Historically speaking, compared to the Socratic project, the Sophoclean “how to place a limit on one’s enquiry” has been a venerable philosophical project, too. As David Hume points out, since a thorough-going sceptic would not even survive the everyday living, a rational skeptic must know how to restrict the scope of one’s enquiry. Similarly, knowing the limits of reason is paramount to Kant.

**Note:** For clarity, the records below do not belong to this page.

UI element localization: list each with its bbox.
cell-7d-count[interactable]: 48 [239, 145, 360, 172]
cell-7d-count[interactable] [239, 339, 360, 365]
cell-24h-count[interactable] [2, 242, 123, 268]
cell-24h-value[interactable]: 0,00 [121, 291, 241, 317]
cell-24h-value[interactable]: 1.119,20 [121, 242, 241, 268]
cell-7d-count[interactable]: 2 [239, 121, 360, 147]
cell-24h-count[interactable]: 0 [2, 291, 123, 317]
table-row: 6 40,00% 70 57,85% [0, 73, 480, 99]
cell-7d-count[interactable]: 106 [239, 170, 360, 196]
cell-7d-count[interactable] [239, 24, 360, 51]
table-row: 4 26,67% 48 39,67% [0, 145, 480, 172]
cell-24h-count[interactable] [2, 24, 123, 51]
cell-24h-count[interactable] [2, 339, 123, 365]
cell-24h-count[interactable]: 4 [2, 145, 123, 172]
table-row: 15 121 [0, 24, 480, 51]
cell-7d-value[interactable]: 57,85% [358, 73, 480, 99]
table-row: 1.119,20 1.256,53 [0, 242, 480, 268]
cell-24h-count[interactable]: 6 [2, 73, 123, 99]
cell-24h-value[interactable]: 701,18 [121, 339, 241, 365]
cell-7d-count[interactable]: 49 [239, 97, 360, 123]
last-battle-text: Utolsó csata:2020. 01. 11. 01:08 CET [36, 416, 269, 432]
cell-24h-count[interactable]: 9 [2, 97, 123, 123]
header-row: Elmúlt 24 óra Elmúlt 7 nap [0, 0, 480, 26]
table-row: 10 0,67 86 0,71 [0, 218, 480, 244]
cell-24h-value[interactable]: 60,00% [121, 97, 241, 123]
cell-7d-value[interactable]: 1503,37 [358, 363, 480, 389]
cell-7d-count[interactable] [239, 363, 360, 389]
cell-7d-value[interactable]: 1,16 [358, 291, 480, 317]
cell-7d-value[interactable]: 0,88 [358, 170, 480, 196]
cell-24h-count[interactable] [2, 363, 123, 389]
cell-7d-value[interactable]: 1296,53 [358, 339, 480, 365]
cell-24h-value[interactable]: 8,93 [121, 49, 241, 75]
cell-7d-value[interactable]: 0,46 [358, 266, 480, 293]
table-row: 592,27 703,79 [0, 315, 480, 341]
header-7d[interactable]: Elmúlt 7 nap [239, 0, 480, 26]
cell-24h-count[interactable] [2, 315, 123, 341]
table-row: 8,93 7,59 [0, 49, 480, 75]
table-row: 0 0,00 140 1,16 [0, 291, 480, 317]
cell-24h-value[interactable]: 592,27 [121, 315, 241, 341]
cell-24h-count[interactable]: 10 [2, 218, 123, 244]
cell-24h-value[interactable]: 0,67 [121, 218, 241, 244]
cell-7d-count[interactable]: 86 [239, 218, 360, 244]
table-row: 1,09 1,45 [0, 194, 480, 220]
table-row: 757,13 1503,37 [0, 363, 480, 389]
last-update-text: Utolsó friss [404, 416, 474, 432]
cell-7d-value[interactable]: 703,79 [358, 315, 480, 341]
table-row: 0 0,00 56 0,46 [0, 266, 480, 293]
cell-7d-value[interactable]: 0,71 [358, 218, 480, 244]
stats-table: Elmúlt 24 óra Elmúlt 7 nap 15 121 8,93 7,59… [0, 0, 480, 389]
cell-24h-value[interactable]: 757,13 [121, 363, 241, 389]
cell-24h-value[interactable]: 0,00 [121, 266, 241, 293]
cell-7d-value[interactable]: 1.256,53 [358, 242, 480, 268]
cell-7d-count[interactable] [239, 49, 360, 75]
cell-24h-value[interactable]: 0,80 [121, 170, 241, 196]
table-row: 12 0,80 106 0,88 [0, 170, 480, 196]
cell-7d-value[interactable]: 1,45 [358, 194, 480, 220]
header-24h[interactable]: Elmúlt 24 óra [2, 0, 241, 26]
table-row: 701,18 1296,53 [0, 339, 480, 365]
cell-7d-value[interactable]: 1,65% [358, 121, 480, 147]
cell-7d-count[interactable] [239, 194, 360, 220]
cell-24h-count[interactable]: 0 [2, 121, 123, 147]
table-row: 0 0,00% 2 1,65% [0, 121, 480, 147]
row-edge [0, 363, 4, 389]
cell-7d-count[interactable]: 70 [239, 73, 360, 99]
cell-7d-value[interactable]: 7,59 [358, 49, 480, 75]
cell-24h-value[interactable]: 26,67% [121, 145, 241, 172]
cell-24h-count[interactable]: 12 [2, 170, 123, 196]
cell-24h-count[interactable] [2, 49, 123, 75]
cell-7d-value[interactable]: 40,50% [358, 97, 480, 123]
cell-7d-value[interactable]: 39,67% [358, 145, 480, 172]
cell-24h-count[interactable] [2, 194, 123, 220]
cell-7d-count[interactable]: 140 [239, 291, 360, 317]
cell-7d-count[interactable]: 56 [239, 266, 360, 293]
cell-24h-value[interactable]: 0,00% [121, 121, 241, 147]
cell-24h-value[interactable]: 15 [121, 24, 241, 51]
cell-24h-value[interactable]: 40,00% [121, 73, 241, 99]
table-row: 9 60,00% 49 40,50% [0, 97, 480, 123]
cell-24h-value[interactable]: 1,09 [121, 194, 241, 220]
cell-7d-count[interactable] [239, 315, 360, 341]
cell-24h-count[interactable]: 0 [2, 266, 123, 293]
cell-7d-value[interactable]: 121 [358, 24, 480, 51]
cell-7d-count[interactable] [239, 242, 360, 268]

Now the Sophoclean concern is still with us as we think about the relationships between human and AI. Unbounded search for knowledge may bring out the ruin of all of us. With the ever more powerful “search” AI on the horizon, how to equip AI with true understanding in the Sophoclean sense becomes an urgent issue. One way to realize such understanding may be through what is called the implantation of task uncertainty into a search engine. As Stuart Russell points out, though PPL (probabilistic programming language) allows modern AI to do away with deterministic assumptions, AI today still “underestimates the degree of uncertainty about target systems.” A single-minded AI that harbors no doubt or degrees of uncertainty over its search target may become a “maniac” that recognizes no boundaries. Such AI embodies the Oedipal hubris: it would refuse to be shut down and any possible human intervention. Such refusal might as well mean, as many have pointed out, the total elimination of the human species. Therefore, the creation of “beneficial AI”, at least according to Stuart Russell, hinges on how to make AI humble, and the key to “AI humility”, is how to build uncertainties into AI. No coincidentally, such uncertainty implantation may constitute the very foundation for realizing moral emotions into the AI. The ancient Stoics regard cognitive uncertainties as the essence of emotions, so uncertainty-based restraints to rational machines may turn out to be a way to create emotional machines, too.
In the end, Zhu suggested various ways to “fence” AI: besides incorporating uncertainty, we might as well be wary against the project of making AI too much like humans.
Following the talks of Liu Xiaoli and Zhu Rui was a 50-minute Q&A session during which many interesting questions from the audience were raised. In response, views were freely exchanged between the speakers and audience on topics such as how important are machine emotions, whether AI ought to be autonomous, the tensions between reason and empathy, how to deal with the uncertainty-free supercomputers, and the utility of cognitive enhancement.